Por exemplo, não costumamos
prestar atenção ao que ocorre conosco quando dançamos. Sensibilidade é também a
capacidade de perceber e interpretar as nossas sensações.
Os filósofos antigos já
procuravam explicações para o mistério da sensação tão importante também para
os modernos e até hoje, para nós. As sensações, como os sentimentos, também
foram desvalorizadas. É com os filósofos que tem a razão como instrumento de
trabalho na compreensão do mundo que temos a fundamentação do preconceito
contra a sensibilidade. O trabalho do conceito com o qual se ocuparam resultou
em falta de atenção à produção da sensibilidade.

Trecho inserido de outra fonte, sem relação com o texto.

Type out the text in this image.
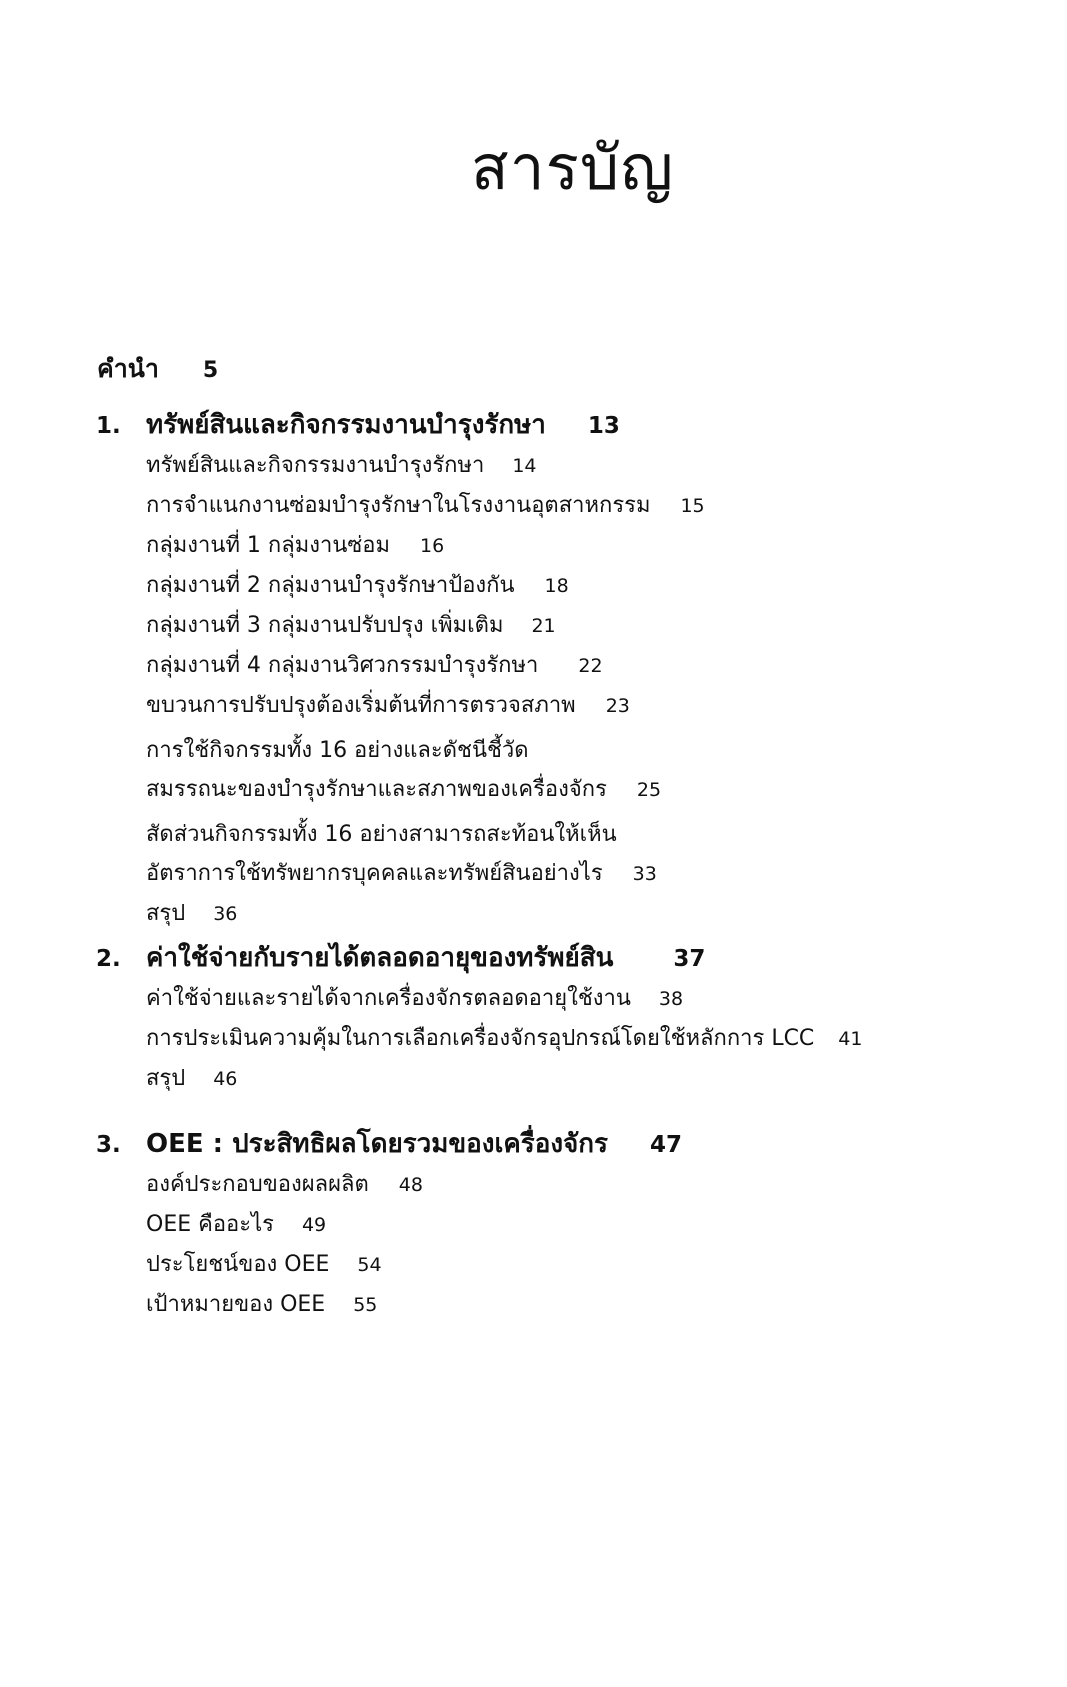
สารบัญ
คำนำ 5
1. ทรัพย์สินและกิจกรรมงานบำรุงรักษา 13
ทรัพย์สินและกิจกรรมงานบำรุงรักษา 14
การจำแนกงานซ่อมบำรุงรักษาในโรงงานอุตสาหกรรม 15
กลุ่มงานที่ 1 กลุ่มงานซ่อม 16
กลุ่มงานที่ 2 กลุ่มงานบำรุงรักษาป้องกัน 18
กลุ่มงานที่ 3 กลุ่มงานปรับปรุง เพิ่มเติม 21
กลุ่มงานที่ 4 กลุ่มงานวิศวกรรมบำรุงรักษา 22
ขบวนการปรับปรุงต้องเริ่มต้นที่การตรวจสภาพ 23
การใช้กิจกรรมทั้ง 16 อย่างและดัชนีชี้วัด
สมรรถนะของบำรุงรักษาและสภาพของเครื่องจักร 25
สัดส่วนกิจกรรมทั้ง 16 อย่างสามารถสะท้อนให้เห็น
อัตราการใช้ทรัพยากรบุคคลและทรัพย์สินอย่างไร 33
สรุป 36
2. ค่าใช้จ่ายกับรายได้ตลอดอายุของทรัพย์สิน	37
ค่าใช้จ่ายและรายได้จากเครื่องจักรตลอดอายุใช้งาน 38
การประเมินความคุ้มในการเลือกเครื่องจักรอุปกรณ์โดยใช้หลักการ LCC 41
สรุป 46
3. OEE : ประสิทธิผลโดยรวมของเครื่องจักร 47
องค์ประกอบของผลผลิต 48
OEE คืออะไร 49
ประโยชน์ของ OEE 54
เป้าหมายของ OEE 55
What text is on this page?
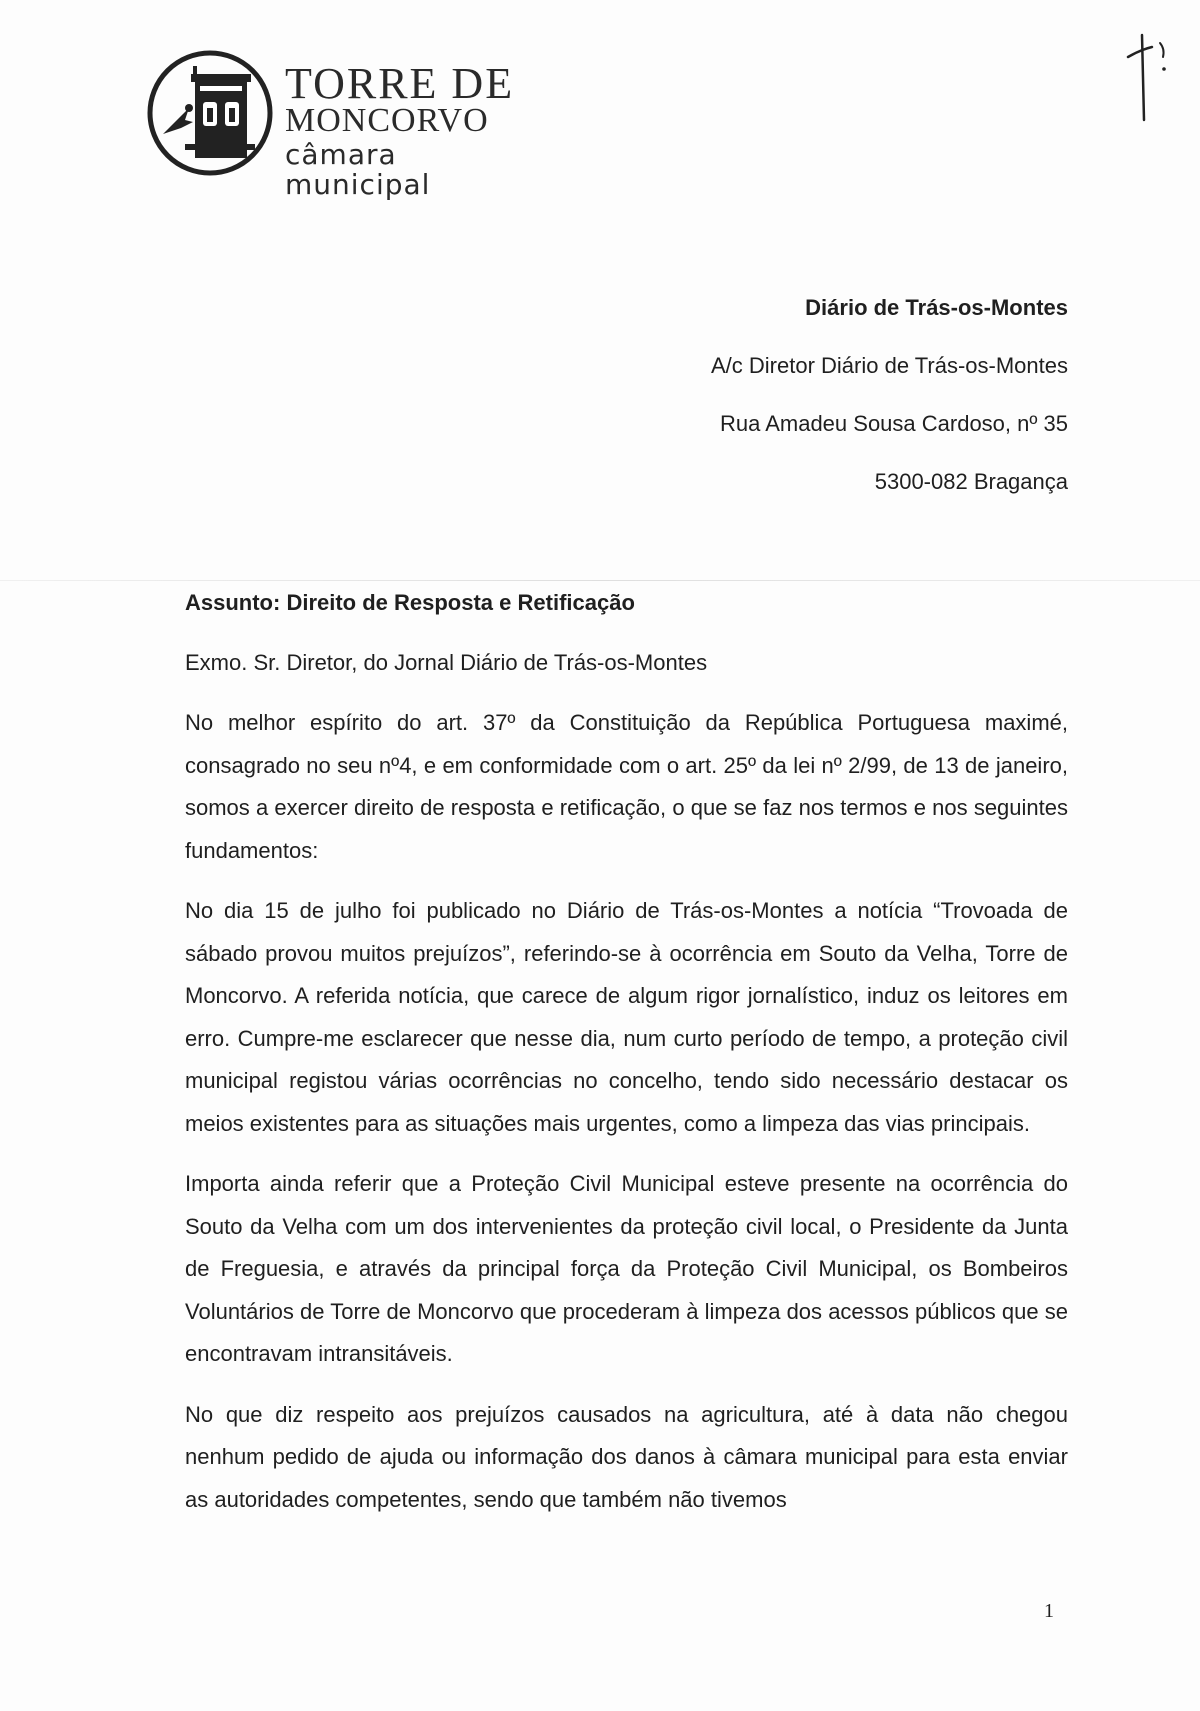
TORRE DE
MONCORVO
câmara municipal
Diário de Trás-os-Montes
A/c Diretor Diário de Trás-os-Montes
Rua Amadeu Sousa Cardoso, nº 35
5300-082 Bragança
Assunto: Direito de Resposta e Retificação
Exmo. Sr. Diretor, do Jornal Diário de Trás-os-Montes

No melhor espírito do art. 37º da Constituição da República Portuguesa maximé, consagrado no seu nº4, e em conformidade com o art. 25º da lei nº 2/99, de 13 de janeiro, somos a exercer direito de resposta e retificação, o que se faz nos termos e nos seguintes fundamentos:

No dia 15 de julho foi publicado no Diário de Trás-os-Montes a notícia “Trovoada de sábado provou muitos prejuízos”, referindo-se à ocorrência em Souto da Velha, Torre de Moncorvo. A referida notícia, que carece de algum rigor jornalístico, induz os leitores em erro. Cumpre-me esclarecer que nesse dia, num curto período de tempo, a proteção civil municipal registou várias ocorrências no concelho, tendo sido necessário destacar os meios existentes para as situações mais urgentes, como a limpeza das vias principais.

Importa ainda referir que a Proteção Civil Municipal esteve presente na ocorrência do Souto da Velha com um dos intervenientes da proteção civil local, o Presidente da Junta de Freguesia, e através da principal força da Proteção Civil Municipal, os Bombeiros Voluntários de Torre de Moncorvo que procederam à limpeza dos acessos públicos que se encontravam intransitáveis.

No que diz respeito aos prejuízos causados na agricultura, até à data não chegou nenhum pedido de ajuda ou informação dos danos à câmara municipal para esta enviar as autoridades competentes, sendo que também não tivemos

1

Mas nem todos foram desatentos
a isso: Rousseau, no século XVIII falava que era preciso formar o homem
sensível para que ele pudesse ser racional. É preciso, neste ponto, saber da
importância da “educação artística” que mais do que um treinamento para as
artes deve ser um trabalho na formação da sensibilidade baseada na atenção aos
sentidos, aos sentimentos e ao corpo.
Tal posição é a que
devemos defender hoje: a sensibilidade é uma categoria do conhecimento e uma
categoria política. Ela é a base, a via de acesso ao mundo externo ao nosso
corpo, o modo como se estabelece nossa relação com as coisas, justamente por
ser um modo como experimentamos nosso corpo e os demais corpos. É o modo como
olhamos para as coisas, como ouvimos, mas também como as pensamos.
O que melhor resume a
sensibilidade é que ela é uma capacidade de ter atenção às coisas, o modo como
nos dispomos ao que não somos e não conhecemos. O uso da razão, a produção do
pensamento, depende desse gesto inicial de disposição, que envolve silêncio, a
boa passividade e a escuta. O esforço de cada um, de todos os seres que sentem
e usam a razão (sejam profissionais das artes, da filosofia, ou não), deve ser
o de reunir, estabelecer pontes, reintegrar as capacidades.
Toda nossa relação
com a natureza e com o outro – além da relação com nosso próprio corpo, nosso
próprio eu - depende deste esforço de integração do que está separado.